Seven hundred years after his death, his work remains fundamental and relevant for us as European citizens of the 21st century. The ancient tree, under its foliage, shows an intricate and immense structure: while the roots lie in the past, the tallest branches continue to bear fruit for the future. The Divina Commedia is a “world-class work” that expresses and transmits a rich European multicultural tradition. Though a product of its time, the horizon of the Commedia embraces a culture that includes classical Greek-Latin culture, from Ptolemy to Virgil, troubadour poetry and the Byzantine art of Ravenna, as well as a certain Christian theological pluralism for Islamic eschatology and mystical Judaism. Dante presents European culture in a very personal yet universal way through the voices of characters from diverse backgrounds that he meets along his path, with some even expressing themselves in their own language, like the Occitan poet Arnaut Daniel in the XXVI canto of the Purgatory. This united Europe of the Spirit goes from the Hellespont to the Pillars of Hercules, is bathed by the Mediterranean and extends geographically and culturally to the Hyperborean regions. Its complex intercultural pluralism exists even while containing inherent tensions and contradictions. In its “European” dimension Dante’s cultural horizon as a poet, historian, philosopher and theologian has its iconic representation in the fourth sky, the sky of the sun, with the congregation of wise human beings, whose wisdom lighted the way for other virtues, “mystics and rationalists, humble friars and scholars” who lived between the 4th and 13th centuries and came from various European countries.
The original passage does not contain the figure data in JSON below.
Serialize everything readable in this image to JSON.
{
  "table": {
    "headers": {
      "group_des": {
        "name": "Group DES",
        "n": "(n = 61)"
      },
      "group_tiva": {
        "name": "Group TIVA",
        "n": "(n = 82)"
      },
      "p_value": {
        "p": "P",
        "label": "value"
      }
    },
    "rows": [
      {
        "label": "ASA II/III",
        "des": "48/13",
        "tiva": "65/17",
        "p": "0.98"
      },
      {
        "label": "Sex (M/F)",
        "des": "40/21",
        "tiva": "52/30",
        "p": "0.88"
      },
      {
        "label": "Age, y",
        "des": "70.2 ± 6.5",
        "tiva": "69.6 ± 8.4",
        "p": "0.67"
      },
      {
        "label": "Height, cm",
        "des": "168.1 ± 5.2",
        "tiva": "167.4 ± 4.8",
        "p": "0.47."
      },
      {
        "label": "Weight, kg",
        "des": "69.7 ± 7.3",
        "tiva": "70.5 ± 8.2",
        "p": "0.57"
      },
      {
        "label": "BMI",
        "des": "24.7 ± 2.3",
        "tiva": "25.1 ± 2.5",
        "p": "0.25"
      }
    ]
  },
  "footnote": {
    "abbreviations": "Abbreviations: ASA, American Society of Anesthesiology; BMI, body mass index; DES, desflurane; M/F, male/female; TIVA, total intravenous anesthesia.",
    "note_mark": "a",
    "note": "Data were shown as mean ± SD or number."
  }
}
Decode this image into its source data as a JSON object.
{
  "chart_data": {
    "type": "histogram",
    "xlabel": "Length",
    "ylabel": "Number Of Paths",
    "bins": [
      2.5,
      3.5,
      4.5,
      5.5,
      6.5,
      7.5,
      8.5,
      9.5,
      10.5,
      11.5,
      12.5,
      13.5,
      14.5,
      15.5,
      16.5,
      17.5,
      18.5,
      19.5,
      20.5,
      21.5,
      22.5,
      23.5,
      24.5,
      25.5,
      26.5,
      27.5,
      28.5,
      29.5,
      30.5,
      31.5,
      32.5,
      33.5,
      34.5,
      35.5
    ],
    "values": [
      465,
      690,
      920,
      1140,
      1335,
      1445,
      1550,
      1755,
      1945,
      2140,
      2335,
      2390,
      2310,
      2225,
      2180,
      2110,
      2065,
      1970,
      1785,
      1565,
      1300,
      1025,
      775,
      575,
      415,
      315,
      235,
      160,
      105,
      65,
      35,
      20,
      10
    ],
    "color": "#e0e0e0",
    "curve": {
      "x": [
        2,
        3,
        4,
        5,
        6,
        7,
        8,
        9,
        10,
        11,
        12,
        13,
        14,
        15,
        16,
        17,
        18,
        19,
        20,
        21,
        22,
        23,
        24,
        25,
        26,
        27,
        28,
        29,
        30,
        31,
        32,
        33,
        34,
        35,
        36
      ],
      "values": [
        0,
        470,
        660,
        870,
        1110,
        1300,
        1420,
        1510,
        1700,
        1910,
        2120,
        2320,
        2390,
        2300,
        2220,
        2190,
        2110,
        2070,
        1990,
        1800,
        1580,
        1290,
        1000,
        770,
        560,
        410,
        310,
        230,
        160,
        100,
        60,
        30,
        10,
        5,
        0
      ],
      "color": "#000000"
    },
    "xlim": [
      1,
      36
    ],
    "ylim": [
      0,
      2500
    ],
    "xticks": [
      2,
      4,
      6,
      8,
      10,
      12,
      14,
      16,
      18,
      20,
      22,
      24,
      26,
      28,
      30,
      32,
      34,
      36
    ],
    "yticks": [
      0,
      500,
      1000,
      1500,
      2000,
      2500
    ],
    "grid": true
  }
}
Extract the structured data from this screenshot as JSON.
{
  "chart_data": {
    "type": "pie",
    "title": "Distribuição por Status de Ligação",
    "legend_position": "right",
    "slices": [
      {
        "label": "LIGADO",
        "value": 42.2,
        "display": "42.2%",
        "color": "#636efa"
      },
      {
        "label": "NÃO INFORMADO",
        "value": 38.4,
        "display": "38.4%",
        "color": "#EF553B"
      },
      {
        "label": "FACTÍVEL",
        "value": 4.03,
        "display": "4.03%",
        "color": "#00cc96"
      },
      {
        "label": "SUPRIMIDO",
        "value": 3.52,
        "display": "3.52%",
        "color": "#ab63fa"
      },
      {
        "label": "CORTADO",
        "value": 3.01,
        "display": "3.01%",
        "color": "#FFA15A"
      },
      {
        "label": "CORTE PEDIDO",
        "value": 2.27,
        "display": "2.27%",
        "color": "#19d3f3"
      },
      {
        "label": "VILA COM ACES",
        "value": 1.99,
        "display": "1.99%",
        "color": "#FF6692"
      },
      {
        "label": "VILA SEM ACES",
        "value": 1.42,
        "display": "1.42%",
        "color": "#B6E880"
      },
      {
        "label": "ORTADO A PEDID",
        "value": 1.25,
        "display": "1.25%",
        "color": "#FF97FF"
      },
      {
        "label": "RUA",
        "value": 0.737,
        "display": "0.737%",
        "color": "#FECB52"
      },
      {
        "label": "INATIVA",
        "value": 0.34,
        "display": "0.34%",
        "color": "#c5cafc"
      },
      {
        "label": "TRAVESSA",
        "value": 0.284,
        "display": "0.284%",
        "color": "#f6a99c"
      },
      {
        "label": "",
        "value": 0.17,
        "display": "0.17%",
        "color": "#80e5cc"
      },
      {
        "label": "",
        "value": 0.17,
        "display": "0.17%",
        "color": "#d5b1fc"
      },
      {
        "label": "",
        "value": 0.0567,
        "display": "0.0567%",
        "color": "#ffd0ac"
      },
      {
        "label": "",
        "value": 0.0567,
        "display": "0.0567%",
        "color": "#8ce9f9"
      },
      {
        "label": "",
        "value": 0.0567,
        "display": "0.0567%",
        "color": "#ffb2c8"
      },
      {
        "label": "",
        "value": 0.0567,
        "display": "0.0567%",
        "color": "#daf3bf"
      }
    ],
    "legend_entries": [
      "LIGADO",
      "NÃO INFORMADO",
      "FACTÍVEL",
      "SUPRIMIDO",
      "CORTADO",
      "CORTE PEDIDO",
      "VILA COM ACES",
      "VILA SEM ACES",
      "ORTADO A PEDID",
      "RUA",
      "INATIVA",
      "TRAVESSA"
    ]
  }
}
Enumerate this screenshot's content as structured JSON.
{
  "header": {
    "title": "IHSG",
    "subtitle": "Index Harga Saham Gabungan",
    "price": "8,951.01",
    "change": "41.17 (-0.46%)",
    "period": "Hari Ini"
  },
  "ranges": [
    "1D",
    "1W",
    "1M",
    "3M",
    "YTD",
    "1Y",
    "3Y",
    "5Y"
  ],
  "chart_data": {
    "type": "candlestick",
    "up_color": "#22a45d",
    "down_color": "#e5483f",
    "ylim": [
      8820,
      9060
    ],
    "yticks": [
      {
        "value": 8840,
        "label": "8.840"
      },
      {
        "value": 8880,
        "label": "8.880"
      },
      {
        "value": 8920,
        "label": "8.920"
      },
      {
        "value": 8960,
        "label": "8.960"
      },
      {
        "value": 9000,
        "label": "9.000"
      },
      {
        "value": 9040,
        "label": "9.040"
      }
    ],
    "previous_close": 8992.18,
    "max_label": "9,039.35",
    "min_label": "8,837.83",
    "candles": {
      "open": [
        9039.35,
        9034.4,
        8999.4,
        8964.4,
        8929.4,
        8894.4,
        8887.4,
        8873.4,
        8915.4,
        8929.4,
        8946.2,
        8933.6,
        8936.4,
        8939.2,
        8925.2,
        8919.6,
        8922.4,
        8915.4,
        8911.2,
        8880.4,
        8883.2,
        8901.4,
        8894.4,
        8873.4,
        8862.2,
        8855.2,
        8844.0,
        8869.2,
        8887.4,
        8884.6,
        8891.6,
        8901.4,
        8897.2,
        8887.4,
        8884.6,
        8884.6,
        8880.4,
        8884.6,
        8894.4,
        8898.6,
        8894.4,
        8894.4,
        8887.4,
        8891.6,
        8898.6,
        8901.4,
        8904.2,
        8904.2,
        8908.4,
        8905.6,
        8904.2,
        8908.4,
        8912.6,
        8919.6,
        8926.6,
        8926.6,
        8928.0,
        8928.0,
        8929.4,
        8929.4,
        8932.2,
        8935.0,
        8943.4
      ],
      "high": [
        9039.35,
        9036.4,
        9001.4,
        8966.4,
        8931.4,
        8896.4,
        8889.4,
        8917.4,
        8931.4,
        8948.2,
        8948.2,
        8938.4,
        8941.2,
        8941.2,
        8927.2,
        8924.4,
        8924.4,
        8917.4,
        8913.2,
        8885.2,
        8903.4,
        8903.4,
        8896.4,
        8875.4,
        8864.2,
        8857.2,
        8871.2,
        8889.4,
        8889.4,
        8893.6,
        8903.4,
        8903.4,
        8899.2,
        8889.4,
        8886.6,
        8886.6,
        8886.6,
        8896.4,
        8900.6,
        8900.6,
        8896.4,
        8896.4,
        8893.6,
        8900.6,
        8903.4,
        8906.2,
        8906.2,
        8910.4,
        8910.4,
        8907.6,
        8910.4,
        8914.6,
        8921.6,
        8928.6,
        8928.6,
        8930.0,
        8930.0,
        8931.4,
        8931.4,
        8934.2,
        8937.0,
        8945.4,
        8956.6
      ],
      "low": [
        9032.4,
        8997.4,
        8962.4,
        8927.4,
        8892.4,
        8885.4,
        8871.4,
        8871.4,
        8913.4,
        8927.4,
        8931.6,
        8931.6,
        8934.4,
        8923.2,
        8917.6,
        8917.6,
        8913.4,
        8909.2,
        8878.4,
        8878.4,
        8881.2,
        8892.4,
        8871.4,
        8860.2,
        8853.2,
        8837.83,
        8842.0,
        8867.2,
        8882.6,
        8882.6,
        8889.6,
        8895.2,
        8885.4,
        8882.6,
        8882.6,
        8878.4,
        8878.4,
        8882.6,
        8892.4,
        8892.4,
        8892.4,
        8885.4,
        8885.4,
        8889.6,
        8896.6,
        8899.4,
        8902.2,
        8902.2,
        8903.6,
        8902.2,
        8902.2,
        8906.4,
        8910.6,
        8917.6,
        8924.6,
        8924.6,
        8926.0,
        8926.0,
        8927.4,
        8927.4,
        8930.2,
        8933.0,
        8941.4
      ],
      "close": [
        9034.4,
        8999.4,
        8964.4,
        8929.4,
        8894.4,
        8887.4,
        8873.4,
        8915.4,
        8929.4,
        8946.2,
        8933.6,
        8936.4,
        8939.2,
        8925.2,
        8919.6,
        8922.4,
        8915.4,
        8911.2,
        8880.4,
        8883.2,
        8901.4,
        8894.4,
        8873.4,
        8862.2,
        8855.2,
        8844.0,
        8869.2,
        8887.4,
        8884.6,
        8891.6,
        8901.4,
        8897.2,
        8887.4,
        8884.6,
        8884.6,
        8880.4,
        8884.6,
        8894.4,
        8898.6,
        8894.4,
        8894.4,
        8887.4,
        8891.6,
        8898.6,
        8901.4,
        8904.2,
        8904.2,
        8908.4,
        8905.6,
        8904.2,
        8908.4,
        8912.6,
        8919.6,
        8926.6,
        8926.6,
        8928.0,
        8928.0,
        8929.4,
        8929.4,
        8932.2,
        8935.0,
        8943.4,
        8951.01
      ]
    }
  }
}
With his treatise De Monarchia, Dante confers a supranational, universalistic political framework to this European multicultural reality, with the two suns jointly representing political and spiritual power. While allegorical, this political organization is also concrete and specific, as it contains within itself a myriad of different languages and subjectivities, the reflection of the political reality of Dante’s time. This Dante’s dream is the image of a supranationally united Europe, which, however, contains and respects the inherent differences. Dante hopes that one day hatred will subside and that all cities of Italy will live in constructive peace and all nations of Europe will unite in knowledge and virtue, achieving the “universal peace” described in his Convivio. As many of his knowledgeable readers and commentators have pointed out, Dante’s vision is a European future. For Thomas S. Eliot “Dante is the most universal poet who wrote in a modern language. Dante, despite being Italian, is primarily European”. According to Osip Mandel’štam it would be “unthinkable to read Dante’s canti without referring them to the present” because they are “braced to perceive the future” (Conversazione su Dante, 1994). For the Russian poet, not only is the Comedy not conceived for Dante’s present, but Dante himself is never modern for anyone; he is rather a precursor, always looking to the future: «Dante is anti-modernist. His contemporaneity is inexhaustible, incalculable and inextinguishable». The Albanian writer and poet Ismail Kadare argued in his essay on Dante: “Our planet is too small to afford the luxury of ignoring Dante Alighieri. Escaping Dante is as impossible as escaping one’s conscience. No other literary creation places human consciousness, or rather its sunsets, to such an extent in its epicentre” (Dante, l’incontournable – Ou Brève histoire de l’Albanie avec Dante Alighieri, 2006).
We therefore take the opportunity of the VII Centenary of the poet’s death to re-read his work not only as the North Star of Italian literature, but as the mirror of what the European conscience has been able to transmit over the centuries, from poetry to political thought and from linguistics to religion. And time is no object for the reader, it springs out directly from reading Dante’s masterpiece: “The Divine Comedy does not so much take up the reader’s time as augment it, as if it were a musical composition being performed. As it becomes longer, the poem moves further away from its end, and its very end comes unexpectedly and sounds like the beginning” (Osip Mandel’štam, Conversazione su Dante).